St Maarten, the Dutch part of which comprises around a third of the island, has been an independent country within the kingdom of the Netherlands since 2010 but the Dutch state still has a say in a number of its decisions. It recently thwarted an attempt by St Maarten to borrow money on the open capital market because it was too expensive, the paper said.

The Dutch are currently planning to set up a monitoring body, whose members are to be appointed by the Dutch government, to oversee reforms such as cutbacks, labour reform, more efficient tax collections and to tackle criminal influences in the island.

The St Maarten MPs said they welcomed most of the reforms but not the monitoring body which they say would mean giving up sovereignty.

‘Three deputies will be running St Maarten and we will have nothing to say,’ MP Grisha Heyliger-Marten, who is one of the complainants, told the AD. ‘It feels like slavery all over again. It’s as if someone comes into my house and orders me to pick up that towel. Do this, do that. But I am an autonomous adult.’

Junior foreign affairs minister Raymond Knops said he was ‘unpleasantly surprised’ by the complaint to the UN and has asked the St Maarten government for an explanation.

Functioning

‘I have had to conclude that St Maarten at the moment is not able to function fully autonomously. I repeat: we do not want to take away the island’s autonomy but to help it assume full autonomy in the years to come. That is why we are assisting the authorities in bringing about these reforms,’ Knops told the paper.

Dutch socialist MP Ronald van Raak has asked the junior minister to suspend the support to the island for the time being. He said he feared the reforms will not be carried out if the St Maarten parliament refuses to cooperate.
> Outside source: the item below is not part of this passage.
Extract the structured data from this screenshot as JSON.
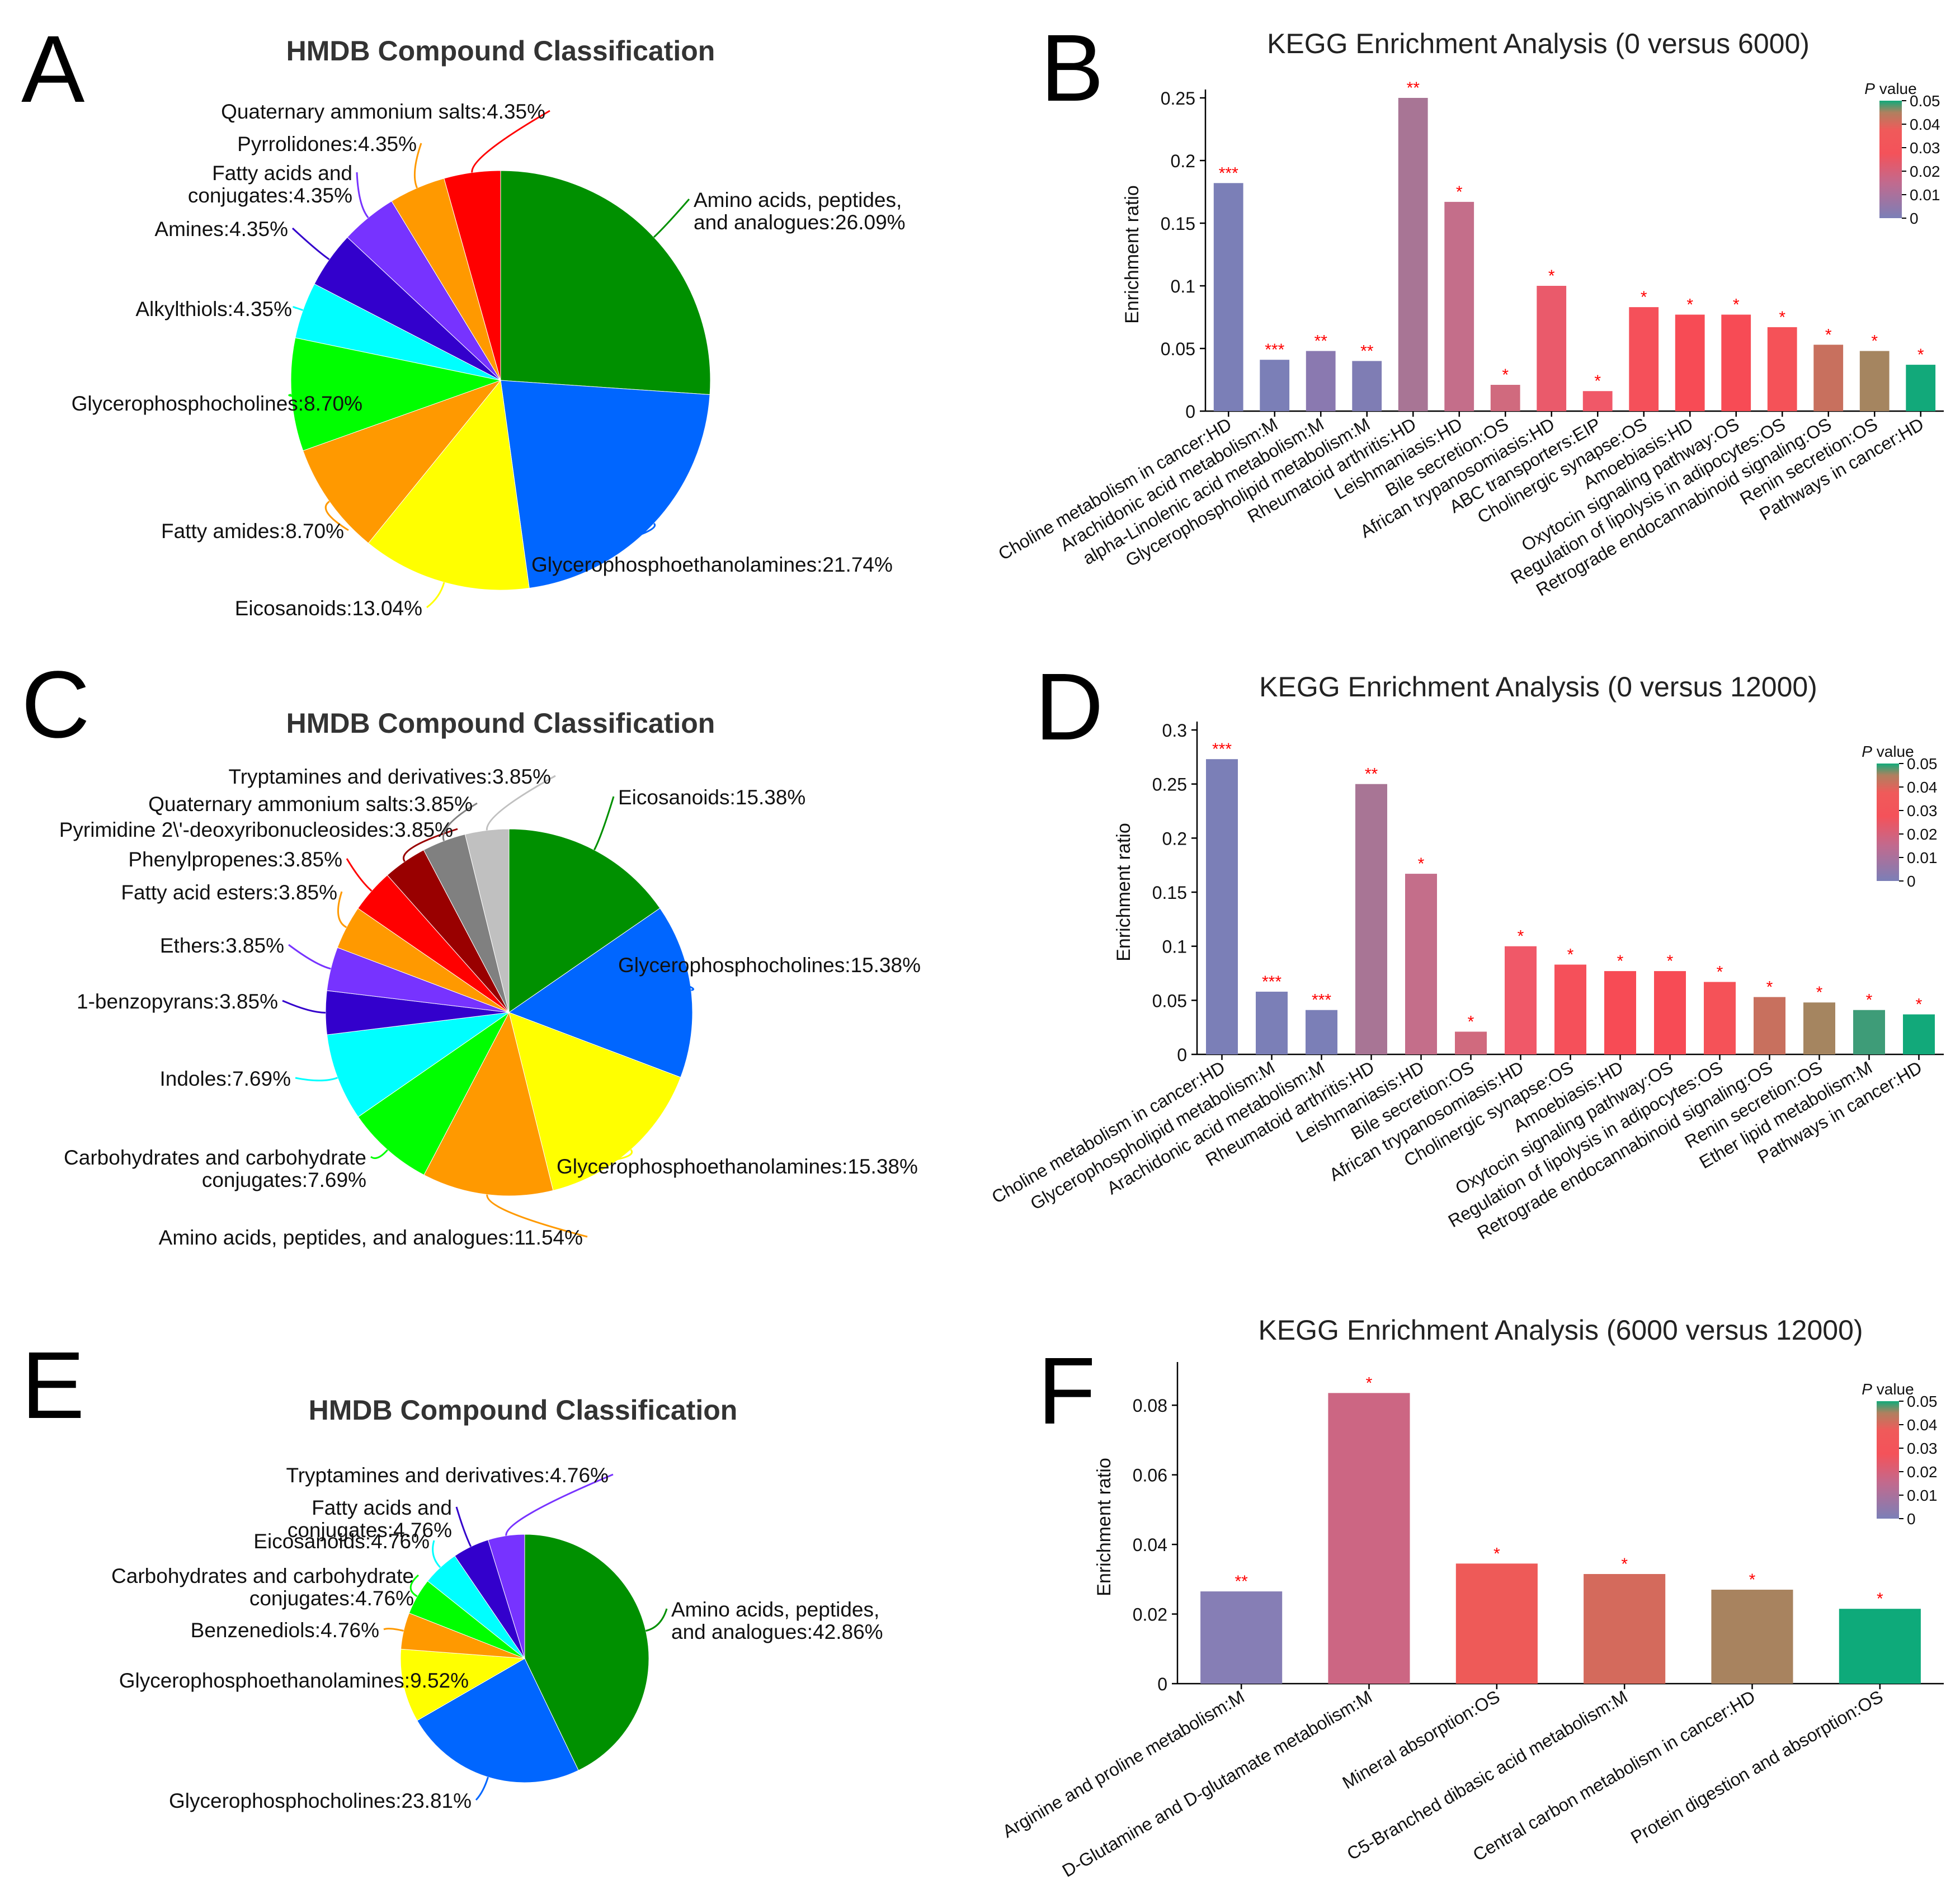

He also wants a referendum on the independence of St Maarten.

According to American law firm Choharis, which is representing the MPs, the final aim for the St Maarten politicians is to enter into a new discussion about the relationship with the Netherlands and to end the process of decolonisation. ‘The current status, as an independent country within the kingdom, simply doesn’t work,’ a representative of the firm told the paper.